Over at the Lithuanian Perspective, BallinEurope typically contributes to a weekly column entitled “The Wise Men Know” (hey, BiE didn’t choose the moniker). This week, the deadline sadly whooshed past this writer and so no contribution from Os Davis appears in the current edition.
However, BiE just couldn’t let this week’s third question – namely, “Who is the Best Coach in the Euroleague?” – slip past into interweb oblivion without throwing in his two eurocents on the matter. After all, this is a blog. And even better, BiE on his homecourt need not limit his opinions to tweet length as demanded by the ‘Perspective.
Presuming that we’re talking about this season and for no good reason working with the Academy Awards format, BallinEurope presents an early five choices for Euroleague Coach of the Year. And the nominees are…
Dusan Ivkovic, Olympiacos – The former Team Serbia coach might make this list based sheerly on lifetime achievement, but the 68(!)-year-old’s comeback to club basketball may yet result – incredibly – in his most memorable season ever; though the Serbian’s 2004-05 CSKA Moscow team managed an insane 54-3 overall mark, the Reds are punishing a more competitive EΣAKE in 2010-11 and are currently a cumulative 30-4 … and all this after the Angelopoulos Brothers spent the off-season shedding millions in payroll.
David Blatt, Maccabi Tel Aviv – When Maccabi management decided to rework the roster for the third time in three years to bring in Jeremy Pargo, Richard Hendrix, Milan Macvan, and Sofoklis Schortsanitis plus the returning Lior Eliyahu and Tal Burstein, the key acquisition was surely the Team Russia coach.

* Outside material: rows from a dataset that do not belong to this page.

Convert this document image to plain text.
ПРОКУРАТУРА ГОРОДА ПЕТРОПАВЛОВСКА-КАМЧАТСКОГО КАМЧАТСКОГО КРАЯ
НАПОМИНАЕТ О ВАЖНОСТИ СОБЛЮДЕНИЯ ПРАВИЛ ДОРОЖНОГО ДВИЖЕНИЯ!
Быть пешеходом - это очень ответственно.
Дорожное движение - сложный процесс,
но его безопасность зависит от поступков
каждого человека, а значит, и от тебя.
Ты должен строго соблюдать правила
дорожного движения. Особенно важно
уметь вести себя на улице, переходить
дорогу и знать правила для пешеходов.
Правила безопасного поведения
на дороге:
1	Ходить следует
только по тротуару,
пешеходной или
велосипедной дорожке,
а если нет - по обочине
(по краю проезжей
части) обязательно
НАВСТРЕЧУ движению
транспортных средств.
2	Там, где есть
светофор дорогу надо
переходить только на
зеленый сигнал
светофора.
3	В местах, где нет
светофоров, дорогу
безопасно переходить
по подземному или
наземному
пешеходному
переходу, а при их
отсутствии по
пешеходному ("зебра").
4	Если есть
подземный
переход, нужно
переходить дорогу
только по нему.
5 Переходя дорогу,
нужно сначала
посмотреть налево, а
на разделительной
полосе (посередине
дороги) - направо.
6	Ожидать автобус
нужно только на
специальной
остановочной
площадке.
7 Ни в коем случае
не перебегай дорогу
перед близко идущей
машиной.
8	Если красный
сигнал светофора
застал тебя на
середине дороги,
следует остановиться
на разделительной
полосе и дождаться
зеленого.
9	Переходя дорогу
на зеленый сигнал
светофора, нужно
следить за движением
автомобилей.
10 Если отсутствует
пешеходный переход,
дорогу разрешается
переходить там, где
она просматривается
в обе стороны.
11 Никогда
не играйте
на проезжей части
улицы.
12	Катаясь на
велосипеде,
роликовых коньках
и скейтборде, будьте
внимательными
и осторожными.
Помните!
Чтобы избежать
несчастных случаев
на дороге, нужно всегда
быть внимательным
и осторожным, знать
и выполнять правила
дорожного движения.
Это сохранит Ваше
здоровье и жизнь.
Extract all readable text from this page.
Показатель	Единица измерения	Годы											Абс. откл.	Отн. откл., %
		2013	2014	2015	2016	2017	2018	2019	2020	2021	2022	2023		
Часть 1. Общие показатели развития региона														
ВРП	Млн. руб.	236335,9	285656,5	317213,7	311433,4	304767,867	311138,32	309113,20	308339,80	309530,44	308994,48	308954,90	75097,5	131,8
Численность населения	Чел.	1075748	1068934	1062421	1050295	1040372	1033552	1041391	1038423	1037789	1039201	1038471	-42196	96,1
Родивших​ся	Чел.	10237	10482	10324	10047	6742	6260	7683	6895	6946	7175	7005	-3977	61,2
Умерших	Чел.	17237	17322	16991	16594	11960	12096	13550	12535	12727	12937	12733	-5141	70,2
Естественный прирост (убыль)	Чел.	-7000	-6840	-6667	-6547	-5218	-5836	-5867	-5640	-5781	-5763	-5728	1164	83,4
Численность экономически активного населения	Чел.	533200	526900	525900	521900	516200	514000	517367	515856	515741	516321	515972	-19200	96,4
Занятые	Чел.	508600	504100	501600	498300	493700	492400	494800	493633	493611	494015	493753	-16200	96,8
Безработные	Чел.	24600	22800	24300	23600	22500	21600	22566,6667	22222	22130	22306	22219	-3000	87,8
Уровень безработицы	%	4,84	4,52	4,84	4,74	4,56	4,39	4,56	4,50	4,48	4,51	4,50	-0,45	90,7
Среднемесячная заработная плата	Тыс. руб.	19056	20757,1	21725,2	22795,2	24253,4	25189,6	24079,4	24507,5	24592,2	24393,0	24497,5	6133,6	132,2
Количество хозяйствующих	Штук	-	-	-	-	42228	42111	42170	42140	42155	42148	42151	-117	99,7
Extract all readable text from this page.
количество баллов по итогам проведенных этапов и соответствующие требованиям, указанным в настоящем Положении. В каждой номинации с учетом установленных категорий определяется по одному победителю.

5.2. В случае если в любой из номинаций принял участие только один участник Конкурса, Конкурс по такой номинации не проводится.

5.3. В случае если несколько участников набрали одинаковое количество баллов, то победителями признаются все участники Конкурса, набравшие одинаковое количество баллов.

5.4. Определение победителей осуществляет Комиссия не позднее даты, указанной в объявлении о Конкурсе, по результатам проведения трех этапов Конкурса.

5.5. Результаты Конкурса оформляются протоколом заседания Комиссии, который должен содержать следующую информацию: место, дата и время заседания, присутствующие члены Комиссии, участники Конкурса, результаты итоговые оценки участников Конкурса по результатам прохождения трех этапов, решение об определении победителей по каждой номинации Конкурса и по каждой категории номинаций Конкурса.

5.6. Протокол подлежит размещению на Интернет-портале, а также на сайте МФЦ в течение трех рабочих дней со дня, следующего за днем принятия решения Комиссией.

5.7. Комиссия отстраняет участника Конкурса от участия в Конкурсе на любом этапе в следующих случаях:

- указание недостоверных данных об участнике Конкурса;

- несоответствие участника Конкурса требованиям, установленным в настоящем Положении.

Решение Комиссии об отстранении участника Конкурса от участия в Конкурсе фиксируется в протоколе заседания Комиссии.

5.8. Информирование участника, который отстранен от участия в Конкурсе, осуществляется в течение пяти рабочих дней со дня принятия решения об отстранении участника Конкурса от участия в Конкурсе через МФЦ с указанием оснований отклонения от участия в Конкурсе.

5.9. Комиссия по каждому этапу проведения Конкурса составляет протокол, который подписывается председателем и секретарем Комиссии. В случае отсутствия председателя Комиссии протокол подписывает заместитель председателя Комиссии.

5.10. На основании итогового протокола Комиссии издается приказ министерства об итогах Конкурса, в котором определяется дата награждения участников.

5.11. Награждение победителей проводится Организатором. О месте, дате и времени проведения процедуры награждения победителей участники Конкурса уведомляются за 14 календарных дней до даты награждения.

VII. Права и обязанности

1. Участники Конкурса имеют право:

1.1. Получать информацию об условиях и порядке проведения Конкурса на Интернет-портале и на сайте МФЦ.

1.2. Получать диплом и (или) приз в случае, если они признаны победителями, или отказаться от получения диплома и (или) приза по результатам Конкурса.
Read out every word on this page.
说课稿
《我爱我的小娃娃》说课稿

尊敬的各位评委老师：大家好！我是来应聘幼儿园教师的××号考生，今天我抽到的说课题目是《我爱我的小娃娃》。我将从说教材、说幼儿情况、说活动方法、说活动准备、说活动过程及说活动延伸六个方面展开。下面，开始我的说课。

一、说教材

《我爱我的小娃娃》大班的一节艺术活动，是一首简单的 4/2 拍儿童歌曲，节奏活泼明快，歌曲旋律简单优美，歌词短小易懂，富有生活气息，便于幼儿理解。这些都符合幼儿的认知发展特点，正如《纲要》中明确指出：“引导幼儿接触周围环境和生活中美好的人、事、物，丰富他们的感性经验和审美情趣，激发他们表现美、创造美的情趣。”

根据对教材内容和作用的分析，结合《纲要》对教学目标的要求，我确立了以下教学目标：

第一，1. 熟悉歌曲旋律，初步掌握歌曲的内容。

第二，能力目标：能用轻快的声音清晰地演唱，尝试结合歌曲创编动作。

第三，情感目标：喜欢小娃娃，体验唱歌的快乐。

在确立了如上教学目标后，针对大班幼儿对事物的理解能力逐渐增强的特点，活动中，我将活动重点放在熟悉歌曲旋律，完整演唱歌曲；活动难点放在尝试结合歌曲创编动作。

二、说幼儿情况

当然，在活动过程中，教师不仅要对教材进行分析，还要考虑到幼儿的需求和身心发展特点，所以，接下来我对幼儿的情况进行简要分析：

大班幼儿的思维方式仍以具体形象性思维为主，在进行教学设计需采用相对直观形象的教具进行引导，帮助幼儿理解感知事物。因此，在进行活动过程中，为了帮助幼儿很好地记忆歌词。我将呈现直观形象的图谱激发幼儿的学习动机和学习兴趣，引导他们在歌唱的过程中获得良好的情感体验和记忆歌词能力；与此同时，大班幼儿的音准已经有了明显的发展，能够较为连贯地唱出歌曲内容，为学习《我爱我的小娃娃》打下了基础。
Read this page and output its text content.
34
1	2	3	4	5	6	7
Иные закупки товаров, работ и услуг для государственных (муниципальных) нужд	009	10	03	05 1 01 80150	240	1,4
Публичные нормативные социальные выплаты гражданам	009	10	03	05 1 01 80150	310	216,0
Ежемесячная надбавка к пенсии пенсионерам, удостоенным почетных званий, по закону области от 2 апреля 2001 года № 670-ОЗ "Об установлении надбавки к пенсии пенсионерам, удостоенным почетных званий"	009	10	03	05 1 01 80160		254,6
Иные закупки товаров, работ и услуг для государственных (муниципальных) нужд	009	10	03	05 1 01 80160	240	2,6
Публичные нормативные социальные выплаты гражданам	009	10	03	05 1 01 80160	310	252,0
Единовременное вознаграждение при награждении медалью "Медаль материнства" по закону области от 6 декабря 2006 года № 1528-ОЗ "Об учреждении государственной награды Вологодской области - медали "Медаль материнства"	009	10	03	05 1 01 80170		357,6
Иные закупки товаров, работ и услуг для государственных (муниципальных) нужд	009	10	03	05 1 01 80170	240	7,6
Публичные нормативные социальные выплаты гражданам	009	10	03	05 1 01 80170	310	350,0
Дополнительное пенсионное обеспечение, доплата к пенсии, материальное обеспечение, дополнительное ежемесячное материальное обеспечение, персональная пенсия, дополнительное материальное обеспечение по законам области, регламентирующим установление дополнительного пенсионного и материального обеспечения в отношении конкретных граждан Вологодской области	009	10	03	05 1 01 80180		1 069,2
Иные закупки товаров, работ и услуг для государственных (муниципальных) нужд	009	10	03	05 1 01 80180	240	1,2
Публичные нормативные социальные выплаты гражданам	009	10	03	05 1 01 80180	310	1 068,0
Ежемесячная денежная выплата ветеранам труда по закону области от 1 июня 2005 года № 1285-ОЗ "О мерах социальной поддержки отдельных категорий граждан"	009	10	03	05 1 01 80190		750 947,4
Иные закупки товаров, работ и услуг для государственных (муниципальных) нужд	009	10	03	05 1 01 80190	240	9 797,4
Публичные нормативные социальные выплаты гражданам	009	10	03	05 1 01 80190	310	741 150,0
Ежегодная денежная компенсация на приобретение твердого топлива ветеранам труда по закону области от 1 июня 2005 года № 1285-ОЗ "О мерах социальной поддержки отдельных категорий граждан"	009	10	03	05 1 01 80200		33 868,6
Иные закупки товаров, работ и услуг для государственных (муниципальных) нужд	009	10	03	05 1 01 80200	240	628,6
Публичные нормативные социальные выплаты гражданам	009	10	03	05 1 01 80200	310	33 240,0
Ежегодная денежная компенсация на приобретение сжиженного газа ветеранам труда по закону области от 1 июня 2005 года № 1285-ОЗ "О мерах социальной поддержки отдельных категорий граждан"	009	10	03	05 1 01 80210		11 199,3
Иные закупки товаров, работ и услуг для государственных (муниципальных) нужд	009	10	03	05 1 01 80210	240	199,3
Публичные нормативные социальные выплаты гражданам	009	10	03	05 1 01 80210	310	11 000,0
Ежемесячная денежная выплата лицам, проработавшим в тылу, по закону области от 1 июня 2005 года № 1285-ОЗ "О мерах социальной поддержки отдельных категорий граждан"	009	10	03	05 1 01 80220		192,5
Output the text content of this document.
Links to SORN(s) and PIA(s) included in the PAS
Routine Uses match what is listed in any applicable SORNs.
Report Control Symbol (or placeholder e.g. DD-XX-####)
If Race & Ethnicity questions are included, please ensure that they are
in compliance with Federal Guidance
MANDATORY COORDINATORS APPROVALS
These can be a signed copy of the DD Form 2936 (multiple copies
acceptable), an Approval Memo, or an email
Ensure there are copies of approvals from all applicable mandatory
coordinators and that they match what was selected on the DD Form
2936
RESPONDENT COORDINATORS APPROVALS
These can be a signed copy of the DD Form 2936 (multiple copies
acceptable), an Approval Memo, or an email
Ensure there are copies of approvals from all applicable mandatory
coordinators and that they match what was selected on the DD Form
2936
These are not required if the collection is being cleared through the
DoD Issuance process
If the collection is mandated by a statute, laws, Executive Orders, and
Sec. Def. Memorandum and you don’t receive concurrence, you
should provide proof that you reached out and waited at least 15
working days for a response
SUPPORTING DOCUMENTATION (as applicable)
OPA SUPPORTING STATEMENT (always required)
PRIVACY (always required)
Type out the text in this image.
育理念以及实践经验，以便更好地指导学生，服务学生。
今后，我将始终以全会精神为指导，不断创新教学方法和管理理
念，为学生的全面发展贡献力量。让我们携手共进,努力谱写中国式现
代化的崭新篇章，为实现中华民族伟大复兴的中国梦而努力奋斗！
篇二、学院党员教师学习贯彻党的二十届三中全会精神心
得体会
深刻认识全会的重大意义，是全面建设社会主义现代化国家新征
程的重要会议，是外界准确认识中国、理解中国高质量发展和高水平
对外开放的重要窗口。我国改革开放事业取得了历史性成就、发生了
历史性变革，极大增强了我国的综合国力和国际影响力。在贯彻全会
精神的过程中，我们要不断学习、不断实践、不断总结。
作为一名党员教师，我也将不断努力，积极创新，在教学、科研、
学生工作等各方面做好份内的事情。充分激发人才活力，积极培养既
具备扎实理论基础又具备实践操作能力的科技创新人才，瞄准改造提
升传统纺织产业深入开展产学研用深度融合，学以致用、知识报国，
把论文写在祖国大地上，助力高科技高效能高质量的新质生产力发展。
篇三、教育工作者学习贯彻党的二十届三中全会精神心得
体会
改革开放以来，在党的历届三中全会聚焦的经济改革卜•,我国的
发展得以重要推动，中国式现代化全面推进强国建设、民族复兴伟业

The touted defensive wizard has produced results even his former charge Pini Gershon might be impressed by: Tel Aviv is a Euroleague fourth-best in defensive rebounds (at 25.1) and total rebounds (36.6) per game while outscoring opponents by an average score of 83-69 in the big league.
Ettore Messina, Real Madrid – Still the hands-on guy, Messina has nevertheless toned down the rate of acquisitions in 2010-11 after last season’s revolving door did nothing to stop the Barça machine in head-to-head play in Euroleague, ACB and Copa del Rey play. The result is one of Europe’s best sides … though ultimately BiE believes the legend will be judged by his ability (or lack thereof) to take down the Barcelona dragon.
Xavi Pascual, FC Barcelona – Euroleague Coach of the Year for 2009-10 (and, as is well-publicized, youngest ever to take the big prize), Pascual may not have the career acumen to be listed among Ivkovices and Messinas. However, Xavi is building himself something of a reputation as a European Phil Jackson in terms of superstar coaching. Indeed, a Euroleague banner for Barça in 2011-12 might be even more impressive than the first, as the Blaugrana essentially stayed pat from season to season in a rarity for Continental ball. On the other hand, BiE will definitely be keeping a lookout at Pascual’s strategy in the ACB tournament, as Pascual was utterly outcoached by Baskonia’s Dusko Ivanovic in the final series.
Svetislav Pesic, PE Valencia – Now here’s the BallinEurope choice: As these guys roll on, BiE becomes more certain that Pesic will someday go down as the legend of Valencia coaching. After six years of relative futility, Pesic has managed return this Spanish side to the glory years of 2002-03 and 2003-04; as in those years, Pesic first got Valencia the Eurocup title in 2010 to win a Euroleague bid.
With the proverbial scintillating blend of youth and veterans (of the 16 players listed on the extended roster, nine were born before 1985), Valencia this season is sitting in a tie for third in ACB play and has already succeeded in the 2010-11 Euroleague beyond most folks’ imagining. Pesic’s rotations have been compelling, somehow creating matchup problems for more talented teams; while the development of Victor Claver continues apace in the coach’s game plan, guys like Nando de Colo and Robertas Javtokas are accepting slightly reduced roles to the benefit of this true whole-greater-than-the-sum-of-parts team.
While the side seems unlikely to advance to the EL final eight, they surely will, as the Governator said, be back. And Pesic, too.